While 45 nurses from Kerala and one from Tamil Nadu are expected to be back on Saturday in Kochi, an estimated 1,000 others are still working in the war-torn country.
Majority are believed to have been sent there by unauthorised agencies for lakhs of rupees. Salaries of those employed by private hospitals are very low and their working conditions poor – not just in Iraq but many other countries.
“Hundreds of these nurses do not want to be evacuated because of economic reasons,” says Jasmin Sha, president of the United Nurses Association. “If they return home abruptly, they will have no way to repay the huge loans taken for the nursing course and the travelling and recruiting expenses in Iraq.”
The 46 nurses, who had been working in the Trikrit hospital before being taken to Mosul by the Iraqi rebels, were not paid their salaries for three months.

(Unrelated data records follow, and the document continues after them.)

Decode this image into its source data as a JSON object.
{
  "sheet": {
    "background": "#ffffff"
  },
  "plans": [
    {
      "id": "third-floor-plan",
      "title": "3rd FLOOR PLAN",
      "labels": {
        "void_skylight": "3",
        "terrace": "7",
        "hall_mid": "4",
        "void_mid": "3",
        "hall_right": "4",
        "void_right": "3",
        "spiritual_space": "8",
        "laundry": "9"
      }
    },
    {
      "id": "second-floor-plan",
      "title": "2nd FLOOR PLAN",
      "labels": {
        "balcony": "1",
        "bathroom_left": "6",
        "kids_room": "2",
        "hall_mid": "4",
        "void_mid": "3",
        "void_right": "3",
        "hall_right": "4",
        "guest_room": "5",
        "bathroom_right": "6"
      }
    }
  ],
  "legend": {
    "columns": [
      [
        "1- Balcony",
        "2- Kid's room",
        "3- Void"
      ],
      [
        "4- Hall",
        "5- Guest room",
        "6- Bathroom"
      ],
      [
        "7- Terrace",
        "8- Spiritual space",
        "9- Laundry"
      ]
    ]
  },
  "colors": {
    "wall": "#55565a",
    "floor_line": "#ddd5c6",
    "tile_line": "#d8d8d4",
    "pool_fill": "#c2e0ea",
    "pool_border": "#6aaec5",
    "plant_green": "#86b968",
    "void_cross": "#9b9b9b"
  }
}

4 lakh pravasi nurses More than four lakh Kerala nurses are estimated to be working abroad, according to Sha. The researcher Margaret Walton-Roberts points out in her paper ‘Nurse migration from Kerala’ that Saudi Arabia employs the largest number of Kerala nurses.
Sha said that last month alone 400 nurses had left for Europe on student visas, and in May-June 1,500 had been recruited in Saudi Arabia by private agencies. The job market for Kerala nurses in Qatar has expanded in view of the 2022 FIFA World Cup.
3 sisters in iraq Kerala has for nearly half a century been a major supplier of nurses to the rest of India and other countries. The 24-year-old twins among the 45 Kerala nurses – Sona and Veena – have their sister working in another Iraqi hospital.
A substantial number of female Kerala nurses in the US, UK and Canada got married and took their husbands along, thus helping unemployed Kerala males find decent jobs in the West.